6. Real-World Querying Challenge

Meme
Figure 1. SQL Meme

Introductions

  • Fulya (fgokalp(AT)purdue.edu)

  • Maggie (betz(AT)purdue.edu)

  • Kali

  • Participants

About Structured Query Language (SQL)

Structured Query Language (SQL) is a language used for querying and manipulating data in a database and it provides a relational database management system. SQL allows users to efficiently create, read, update, and delete data in databases. It is widely used across applications, from small projects to large-scale industry systems. For data analysts, data scientists, and software developers, understanding SQL is essential for working effectively with databases.

We use SQLite, which does not require a server to run. The database is built into the application, and the app reads from and writes to the database files directly on disk. SQLite source code is public and free to everyone.

Datasets

JupyterLab on Anvil, a supercomputer supported by the National Science Foundation, will be used for this workshop.

IMDb

We will use the IMDb SQLite data located at: /anvil/projects/tdm/data/movies_and_tv/imdb.db[1] for all demo content.

The following is an illustration of the database to help you understand the data.

Database diagram from https://dbdiagram.io
Figure 2. Database diagram from dbdiagram.io

[1] There are 7 data files provided by IMDb:

name.basics.tsv.gz
title.akas.tsv.gz
title.basics.tsv.gz
title.crew.tsv.gz
title.episode.tsv.gz
title.principals.tsv.gz
title.ratings.tsv.gz

We will use the SQLite database format created from those tsv (Tab-Separated Values) files.

Lahman Baseball Database

We will use the Lahman Baseball Database.
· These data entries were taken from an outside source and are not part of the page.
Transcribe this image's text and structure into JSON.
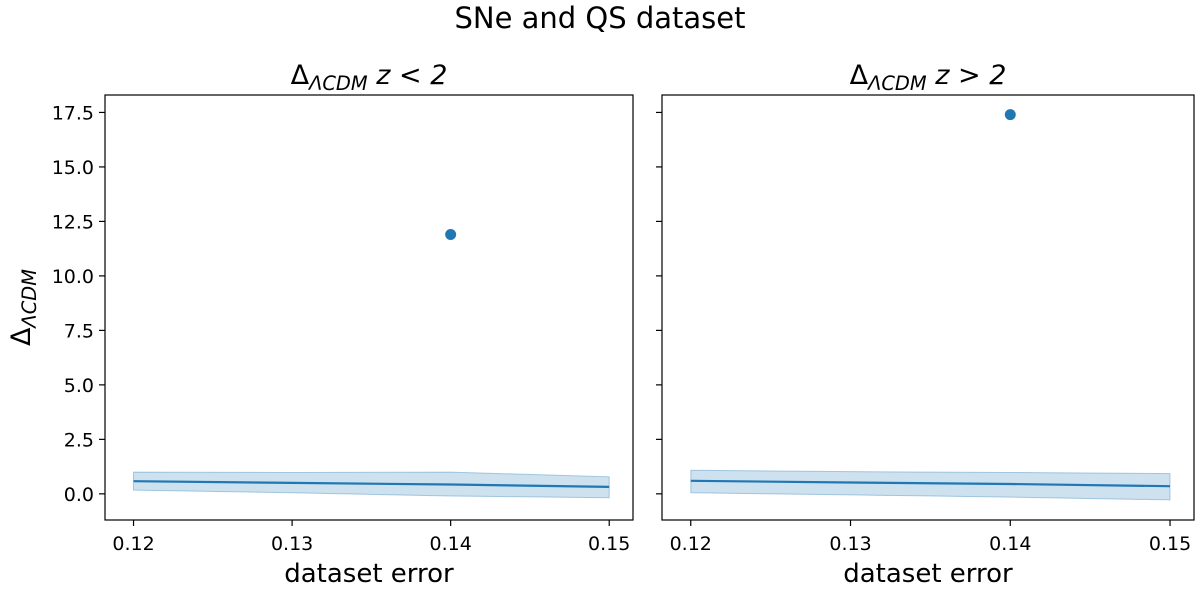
{
  "figure": {
    "title": "SNe and QS dataset"
  },
  "chart_data": [
    {
      "type": "line",
      "title": "Δ_ΛCDM z < 2",
      "title_parts": {
        "main": "Δ",
        "sub": "ΛCDM",
        "rest": " z < 2"
      },
      "xlabel": "dataset error",
      "ylabel": "Δ_ΛCDM",
      "ylabel_parts": {
        "main": "Δ",
        "sub": "ΛCDM"
      },
      "xlim": [
        0.1182,
        0.1515
      ],
      "ylim": [
        -1.2,
        18.3
      ],
      "x_ticks": [
        0.12,
        0.13,
        0.14,
        0.15
      ],
      "x_tick_labels": [
        "0.12",
        "0.13",
        "0.14",
        "0.15"
      ],
      "y_ticks": [
        0.0,
        2.5,
        5.0,
        7.5,
        10.0,
        12.5,
        15.0,
        17.5
      ],
      "y_tick_labels": [
        "0.0",
        "2.5",
        "5.0",
        "7.5",
        "10.0",
        "12.5",
        "15.0",
        "17.5"
      ],
      "grid": false,
      "line": {
        "x": [
          0.12,
          0.13,
          0.14,
          0.15
        ],
        "y": [
          0.58,
          0.5,
          0.43,
          0.32
        ]
      },
      "band": {
        "x": [
          0.12,
          0.13,
          0.14,
          0.15
        ],
        "lower": [
          0.17,
          0.05,
          -0.1,
          -0.18
        ],
        "upper": [
          1.0,
          0.98,
          1.0,
          0.78
        ]
      },
      "points": [
        {
          "x": 0.14,
          "y": 11.9
        }
      ]
    },
    {
      "type": "line",
      "title": "Δ_ΛCDM z > 2",
      "title_parts": {
        "main": "Δ",
        "sub": "ΛCDM",
        "rest": " z > 2"
      },
      "xlabel": "dataset error",
      "xlim": [
        0.1182,
        0.1515
      ],
      "ylim": [
        -1.2,
        18.3
      ],
      "x_ticks": [
        0.12,
        0.13,
        0.14,
        0.15
      ],
      "x_tick_labels": [
        "0.12",
        "0.13",
        "0.14",
        "0.15"
      ],
      "y_ticks": [
        0.0,
        2.5,
        5.0,
        7.5,
        10.0,
        12.5,
        15.0,
        17.5
      ],
      "y_tick_labels": [
        "",
        "",
        "",
        "",
        "",
        "",
        "",
        ""
      ],
      "grid": false,
      "line": {
        "x": [
          0.12,
          0.13,
          0.14,
          0.15
        ],
        "y": [
          0.6,
          0.52,
          0.45,
          0.35
        ]
      },
      "band": {
        "x": [
          0.12,
          0.13,
          0.14,
          0.15
        ],
        "lower": [
          0.05,
          -0.05,
          -0.15,
          -0.28
        ],
        "upper": [
          1.08,
          1.02,
          0.98,
          0.93
        ]
      },
      "points": [
        {
          "x": 0.14,
          "y": 17.4
        }
      ]
    }
  ],
  "colors": {
    "line": "#1f77b4",
    "band": "#1f77b4",
    "point": "#1f77b4",
    "axes": "#000000"
  }
}
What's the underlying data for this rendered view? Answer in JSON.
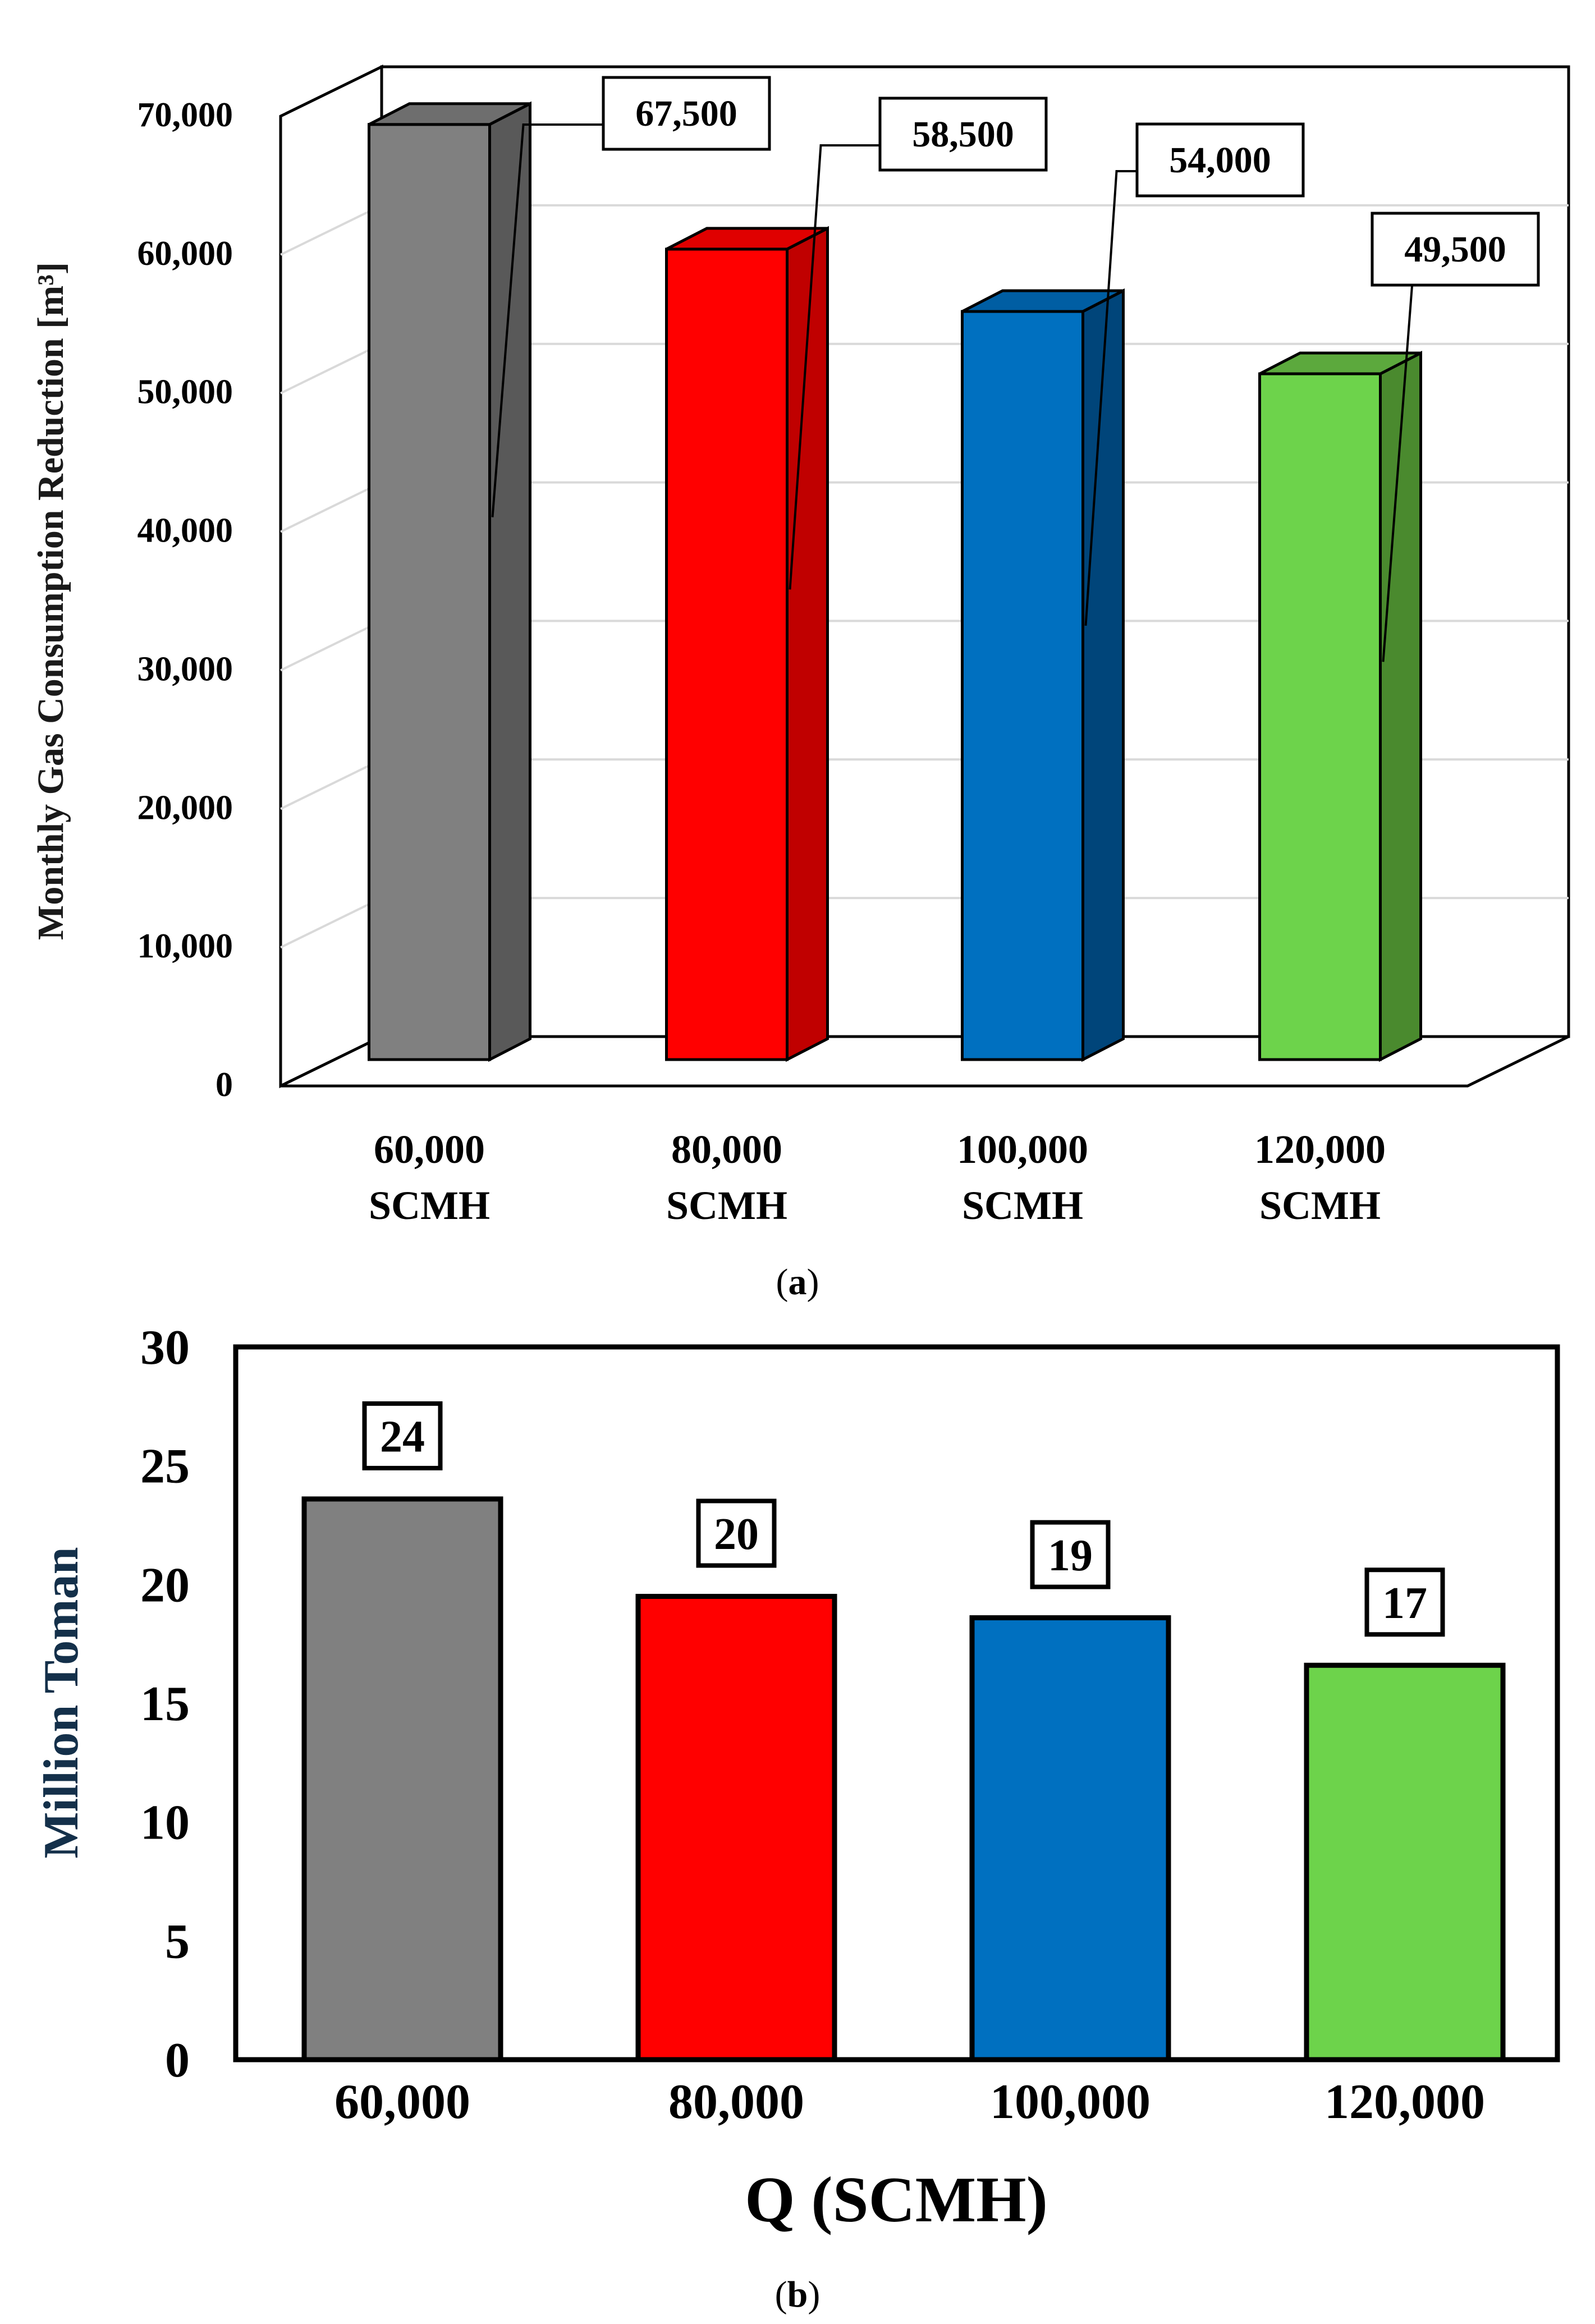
{
  "colors": {
    "gray": "#808080",
    "gray_dark": "#595959",
    "gray_top": "#6e6e6e",
    "red": "#ff0000",
    "red_dark": "#c00000",
    "red_top": "#e00000",
    "blue": "#0070c0",
    "blue_dark": "#00457a",
    "blue_top": "#005ea3",
    "green": "#6dd34b",
    "green_dark": "#4a8a2e",
    "green_top": "#5ca93d",
    "ylabel_b": "#14304a",
    "grid": "#d9d9d9"
  },
  "chart_data": [
    {
      "type": "bar",
      "panel": "(a)",
      "panel_open": "(",
      "panel_letter": "a",
      "panel_close": ")",
      "style": "3d",
      "categories": [
        {
          "line1": "60,000",
          "line2": "SCMH"
        },
        {
          "line1": "80,000",
          "line2": "SCMH"
        },
        {
          "line1": "100,000",
          "line2": "SCMH"
        },
        {
          "line1": "120,000",
          "line2": "SCMH"
        }
      ],
      "values": [
        67500,
        58500,
        54000,
        49500
      ],
      "data_labels": [
        "67,500",
        "58,500",
        "54,000",
        "49,500"
      ],
      "bar_colors": [
        "gray",
        "red",
        "blue",
        "green"
      ],
      "ylabel": "Monthly Gas Consumption Reduction [m³]",
      "ylim": [
        0,
        70000
      ],
      "yticks": [
        0,
        10000,
        20000,
        30000,
        40000,
        50000,
        60000,
        70000
      ],
      "ytick_labels": [
        "0",
        "10,000",
        "20,000",
        "30,000",
        "40,000",
        "50,000",
        "60,000",
        "70,000"
      ],
      "grid": true
    },
    {
      "type": "bar",
      "panel": "(b)",
      "panel_open": "(",
      "panel_letter": "b",
      "panel_close": ")",
      "style": "2d",
      "categories": [
        "60,000",
        "80,000",
        "100,000",
        "120,000"
      ],
      "values": [
        23.6,
        19.5,
        18.6,
        16.6
      ],
      "data_labels": [
        "24",
        "20",
        "19",
        "17"
      ],
      "bar_colors": [
        "gray",
        "red",
        "blue",
        "green"
      ],
      "xlabel": "Q (SCMH)",
      "ylabel": "Million Toman",
      "ylim": [
        0,
        30
      ],
      "yticks": [
        0,
        5,
        10,
        15,
        20,
        25,
        30
      ],
      "ytick_labels": [
        "0",
        "5",
        "10",
        "15",
        "20",
        "25",
        "30"
      ],
      "grid": false
    }
  ]
}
The SQLite database on Anvil is located at /anvil/projects/tdm/data/lahman/lahman.db.

We will use the Lahman data for all practice on your own content.

The following is an illustration of the database to help you understand the data.

Database diagram from https://dbdiagram.io
Figure 3. Database diagram from sabr.org/lahman-database/

Login in to Anvil

Let’s launch a Jupyter session on Anvil by navigating to https://notebook.anvilcloud.rcac.purdue.edu.

Use the ACCESS username that you were assigned (when you setup your account) and the ACCESS password that you chose. You will need to authenticate via DUO.

Now launch two notebooks. Since sqlite only references the most recent database, we recommend having two notebooks open:

  1. Notebook 1 - use for the 'demo' sections which utilize the IMDb data. Title this file "demo.ipynb" or "IMDb.ipynb".

  2. Notebook 2 - use for the 'practice on your own' sections which utilize the Lahman baseball data. Title this file "practice.ipynb" or "baseball.ipynb".